Кто дольше пробудет под водой?
Несколько огольцов ныряли в теплую, липкую воду. Жюри – мальчики и девочки с засмактанными от речной воды короткими волосами, выгоревшими под палящими лучами солнца, отставив голые зады, пристально смотрели вниз. На минуту успокоившаяся мутная вода снова начинала волноваться: маленькие круги растягивались будто резиновые, быстро увеличивались в размерах и беззвучно ломались у другого пологого берега. А за ними образовывались новые круги. Из воды выныривала чья-то мальчишечья макушка. Мгновенно запрокидывалось вверх загорелое лицо, и с кручи кричали:
– Минька! Минька проиграл!
– Павлушка, эх ты, а еще старше всех!
– Ваня! Усков! Победитель!
Его младшая сестренка Тося (они были погодки) хлопала в ладошки и захлебывалась от счастливого смеха.
– Братик победил! Молодец, Ваня! – несся с кручи ее звонкий голос.
«Соревнователи» выбирались на кручу, и тогда подавалась другая команда:
– Кто глубже нырнет?
Наступала девчоночья очередь. Что они по-честному ныряли глубоко, можно было судить по илу, который поднимался со дна и мутил воду.
Потом собирались все вместе, лежали на желтом песке и грелись под лучами палящего солнца. Почти у всех облупленные носы и до черноты загорелые тела. Разговоров-рассказов тут было! Один старался опередить другого. Но больше всего любили говорить о приезде в село Семена Михайловича Буденного. Село-то их непростое, а командирское. В нем родились и выросли Иосиф Родионович Апанасенко и Василий Иванович Книга – командиры первых отрядов Красной гвардии, а затем и Первой конной армии Буденного. А Ванин отец, Кондрат Калистратович Усков, тоже был лихим рубакой в коннице Буденного. Вот на пятнадцатилетие Первой конной и приезжал Семен Михайлович со своими храбрыми комбригами Иосифом Апанасенко и Василием Книгой.
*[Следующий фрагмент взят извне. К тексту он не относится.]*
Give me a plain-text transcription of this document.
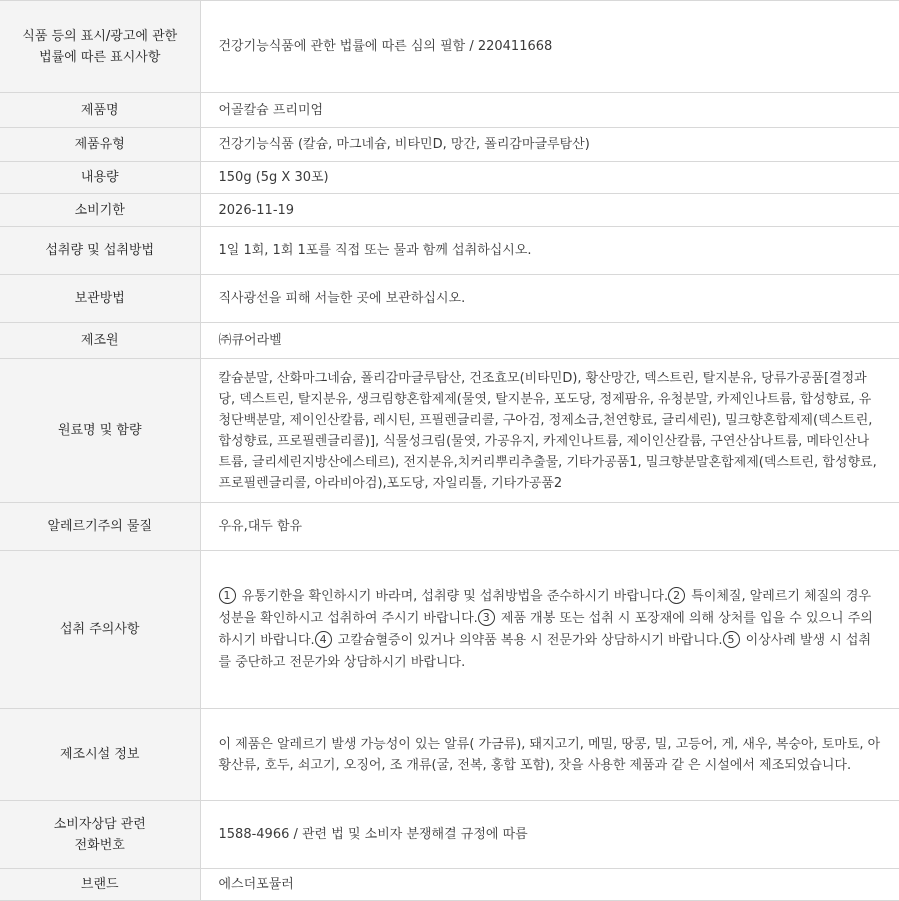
식품 등의 표시/광고에 관한
법률에 따른 표시사항	건강기능식품에 관한 법률에 따른 심의 필함 / 220411668
제품명	어골칼슘 프리미엄
제품유형	건강기능식품 (칼슘, 마그네슘, 비타민D, 망간, 폴리감마글루탐산)
내용량	150g (5g X 30포)
소비기한	2026-11-19
섭취량 및 섭취방법	1일 1회, 1회 1포를 직접 또는 물과 함께 섭취하십시오.
보관방법	직사광선을 피해 서늘한 곳에 보관하십시오.
제조원	㈜큐어라벨
원료명 및 함량	칼슘분말, 산화마그네슘, 폴리감마글루탐산, 건조효모(비타민D), 황산망간, 덱스트린, 탈지분유, 당류가공품[결정과당, 덱스트린, 탈지분유, 생크림향혼합제제(물엿, 탈지분유, 포도당, 정제팜유, 유청분말, 카제인나트륨, 합성향료, 유청단백분말, 제이인산칼륨, 레시틴, 프필렌글리콜, 구아검, 정제소금,천연향료, 글리세린), 밀크향혼합제제(덱스트린, 합성향료, 프로필렌글리콜)], 식물성크림(물엿, 가공유지, 카제인나트륨, 제이인산칼륨, 구연산삼나트륨, 메타인산나트륨, 글리세린지방산에스테르), 전지분유,치커리뿌리추출물, 기타가공품1, 밀크향분말혼합제제(덱스트린, 합성향료, 프로필렌글리콜, 아라비아검),포도당, 자일리톨, 기타가공품2
알레르기주의 물질	우유,대두 함유
섭취 주의사항	1 유통기한을 확인하시기 바라며, 섭취량 및 섭취방법을 준수하시기 바랍니다. 2 특이체질, 알레르기 체질의 경우 성분을 확인하시고 섭취하여 주시기 바랍니다. 3 제품 개봉 또는 섭취 시 포장재에 의해 상처를 입을 수 있으니 주의하시기 바랍니다. 4 고칼슘혈증이 있거나 의약품 복용 시 전문가와 상담하시기 바랍니다. 5 이상사례 발생 시 섭취를 중단하고 전문가와 상담하시기 바랍니다.

제조시설 정보	이 제품은 알레르기 발생 가능성이 있는 알류( 가금류), 돼지고기, 메밀, 땅콩, 밀, 고등어, 게, 새우, 복숭아, 토마토, 아황산류, 호두, 쇠고기, 오징어, 조 개류(굴, 전복, 홍합 포함), 잣을 사용한 제품과 같 은 시설에서 제조되었습니다.
소비자상담 관련
전화번호	1588-4966 / 관련 법 및 소비자 분쟁해결 규정에 따름
브랜드	에스더포뮬러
На выгоне, за селом, по случаю такого славного юбилея состоялись скачки.
Ваня и Тося не видели, как «поздоровкался» знаменитый Буденный с их отцом. На назойливые приставания рассказать о встрече Кондрат Калистратович улыбался:
– Обнялись мы и пощекотал он меня своими знаменитыми усами.
– Значит, поцеловал? – допытывались оба.
Кондрат Калистратович кивал головой.
Вся большая семья Усковых была тогда на скачках. Дети помнят, как торжественно собирались на них родители. Анна Ивановна достала из сундука праздничную юбку, самую лучшую кофту и выглядела такой красивой и необычной.
Сначала был митинг, а потом уже скачки. Лихие кавалеристы наскаку рубили лозу, снимали кольца. Семен Михайлович почему-то посмотрел влево, где сидели Усковы, и поманил Ваню указательным пальцем. Большие, светло-серые глаза мальчика сделались еще больше. Ваня растерялся. Он не знал, что ему делать? Но мать подтолкнула его в спину и тихонько прошептала:
– Иди же! Тебя кличет сам товарищ Буденный.
Подошел Ваня ни жив ни мертв. За ним нерастерявшаяся Тося. Семен Михайлович сгреб Ваню одной рукой, Тосю другой, и, к великой радости ребятишек, посадил их к себе на колени. Они даже дышать перестали.
– Смотрите, дети, как скачут кавалеристы! Когда-то и ваш отец был таким лихим наездником. Только тогда была гражданская война, и смерть за каждым ездоком гонялась быстрее коня.
А когда кончились скачки, любопытные мальчишки тесным кольцом окружили Ваню, и он видел их блестевшие от зависти глаза.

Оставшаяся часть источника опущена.